Link parsing problem?

S

Sandrkll12020-05-30 13:38:41

Python

Sandrkll1, 2020-05-30 13:38:41

I am making a music parser from the site: https://sefon.pro, when I try to parse a link to download music, it is displayed in incomprehensible characters.
The site is a link looks like this: https: //cdn6.sefon.pro/files/prev/180/The%20Limba% ...
After parsing like this: # MmticHMlMjkubXAz1aHR9UaGUlMjBMaW0cHM4MC9maWxlcy9uLnByby9LnNlZm2jZG4Ly9wcmV6LzE50iYSUyMCUyNiUyMEFuZHJvJTIwLSUyMFguTyUyMCU
yODE

I had clambered all Google and so have not found a solution this problem.

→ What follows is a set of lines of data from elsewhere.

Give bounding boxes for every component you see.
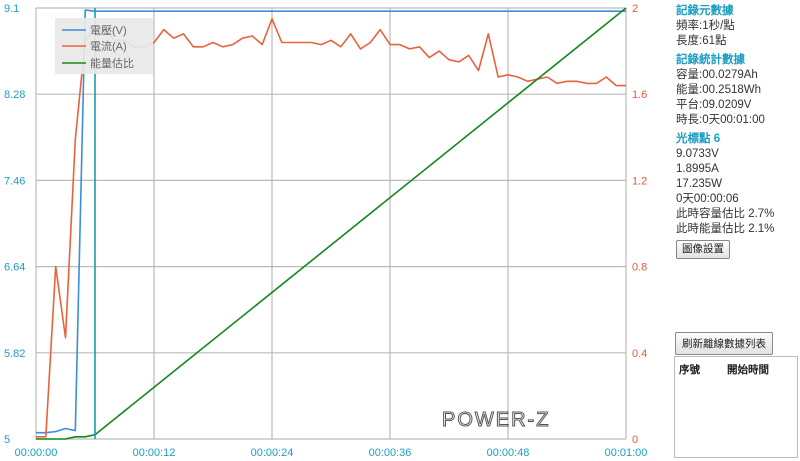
offline-data-table[interactable]: 序號 開始時間: [674, 356, 798, 458]
legend: 電壓(V) 電流(A) 能量估比: [62, 24, 134, 70]
x-tick-label: 00:00:36: [369, 447, 412, 459]
table-col-start: 開始時間: [727, 364, 769, 376]
x-tick-label: 00:00:12: [133, 447, 176, 459]
y-left-tick-label: 5.82: [4, 348, 25, 360]
stat-capacity: 容量:00.0279Ah: [676, 69, 758, 81]
cursor-capacity-ratio: 此時容量估比 2.7%: [676, 208, 775, 220]
stat-plateau: 平台:09.0209V: [676, 99, 752, 111]
cursor-title: 光標點 6: [676, 133, 721, 145]
stat-duration: 時長:0天00:01:00: [676, 114, 765, 126]
y-left-tick-label: 7.46: [4, 175, 25, 187]
x-tick-label: 00:00:24: [251, 447, 294, 459]
stats-title: 記錄統計數據: [676, 54, 745, 66]
y-left-tick-label: 5: [4, 434, 10, 446]
y-right-tick-label: 1.2: [632, 175, 647, 187]
y-left-tick-label: 8.28: [4, 89, 25, 101]
refresh-offline-list-button[interactable]: 刷新離線數據列表: [675, 332, 773, 355]
cursor-voltage: 9.0733V: [676, 148, 719, 160]
legend-label-energy: 能量估比: [90, 56, 134, 70]
y-left-tick-label: 6.64: [4, 262, 25, 274]
table-col-index: 序號: [679, 364, 700, 376]
stat-energy: 能量:00.2518Wh: [676, 84, 762, 96]
chart-settings-button[interactable]: 圖像設置: [676, 240, 730, 259]
cursor-time: 0天00:00:06: [676, 193, 739, 205]
cursor-energy-ratio: 此時能量估比 2.1%: [676, 223, 775, 235]
watermark: POWER-Z: [442, 409, 550, 431]
tick-labels: 9.1 8.28 7.46 6.64 5.82 5 2 1.6 1.2 0.8 0.4 0 00:00:…: [4, 3, 647, 459]
series-current-line: [36, 17, 626, 438]
legend-label-current: 電流(A): [90, 39, 127, 53]
table-header: 序號 開始時間: [675, 357, 797, 382]
sample-length: 長度:61點: [676, 35, 727, 47]
y-right-tick-label: 2: [632, 3, 638, 15]
y-right-tick-label: 1.6: [632, 89, 647, 101]
grid: [35, 7, 627, 440]
info-panel: 記錄元數據 頻率:1秒/點 長度:61點 記錄統計數據 容量:00.0279Ah…: [676, 4, 796, 259]
series-voltage-line: [36, 9, 626, 434]
cursor-power: 17.235W: [676, 178, 723, 190]
y-right-tick-label: 0.8: [632, 262, 647, 274]
sample-rate: 頻率:1秒/點: [676, 20, 735, 32]
x-tick-label: 00:01:00: [605, 447, 648, 459]
series-energy-line: [36, 7, 627, 440]
y-right-tick-label: 0.4: [632, 348, 647, 360]
cursor-current: 1.8995A: [676, 163, 719, 175]
meta-title: 記錄元數據: [676, 5, 734, 17]
legend-label-voltage: 電壓(V): [90, 24, 127, 37]
x-tick-label: 00:00:00: [15, 447, 58, 459]
y-left-tick-label: 9.1: [4, 3, 19, 15]
x-tick-label: 00:00:48: [487, 447, 530, 459]
y-right-tick-label: 0: [632, 434, 638, 446]
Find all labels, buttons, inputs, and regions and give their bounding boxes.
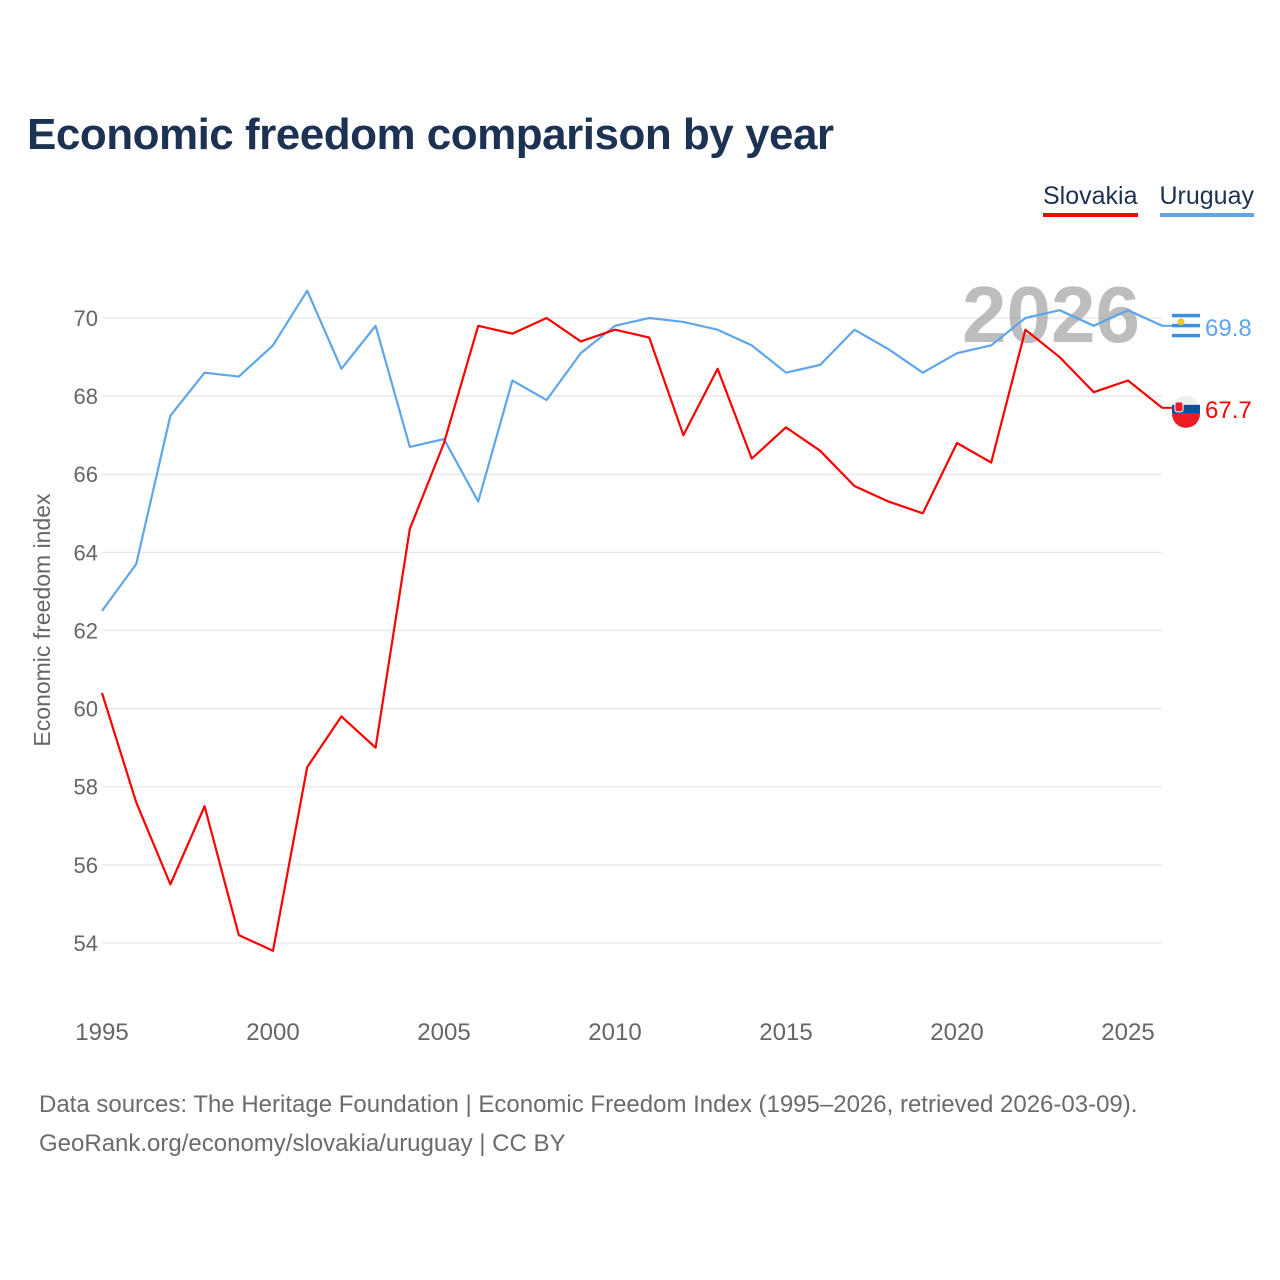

Here is the actual code that I did the parsing:

from bs4 import BeautifulSoup as BS
import urllib.request

def parse_music(name=''):
  if name == "":
    site = requests.get("https://sefon.pro/best/" + str(name))
  else:
    site = requests.get("https://sefon.pro/search/?q=" + str(name))
  html = BS(site.content, 'html.parser')


  music_list = []

  for el in html.select(".mp3"):
    music = el.select(".btns > a")
    print(music)
    for ell in music:

      music_list.append({
            'track_url' : ell.get("data-url")
        })
  print(music_list[0])

parse_music()

Reply

Answer the question

In order to leave comments, you need to log in

2 answer(s)

V

Vladimir Kuts, 2020-05-30
@Sandrkll1

It looks like base64

>>> import base64
>>> base64.b64decode('MmticHMlMjkubXAz1aHR9UaGUlMjBMaW0cHM4MC9maWxlcy9uLnByby9LnNlZm2jZG4Ly9wcmV6LzE50iYSUyMCUyNiUyMEFuZHJvJTIwLSUyMFguTyUyMCU')
b'2kbps%29.mp3\xd5\xa1\xd1\xf5F\x86RS#\x04\xc6\x96\xd1\xc1\xcc\xe0\xc0\xbd\x99\xa5\xb1\x95\xcc\xbd\xb8\xb9\xc1\xc9\xbc\xbd.sefm\xa3dn\x0b\xcb\xdc\x1c\x99^\x8b\xccNt\x89\x84\x94\xc8\xc0\x94\xc8\xd8\x94\xc8\xc1\x05\xb9\x91\xc9\xbc\x94\xc8\xc0\xb4\x94\xc8\xc1`\xb9<\x94\xc8\xc0\x94'

I've already googled all over and still haven't found a solution to this problem.

And the answer is not in Google - but in the code itself:

There really is base64, only a little "spoiled" according to a cunning algorithm.
I will not give details of the algorithm - this is not a hacker forum.

A

AlexBoss, 2020-05-30
@AlexBoss

I looked at this site, the links there are indeed encrypted and it's not base64.
Either look at js scripts and look for a function, or use selenium.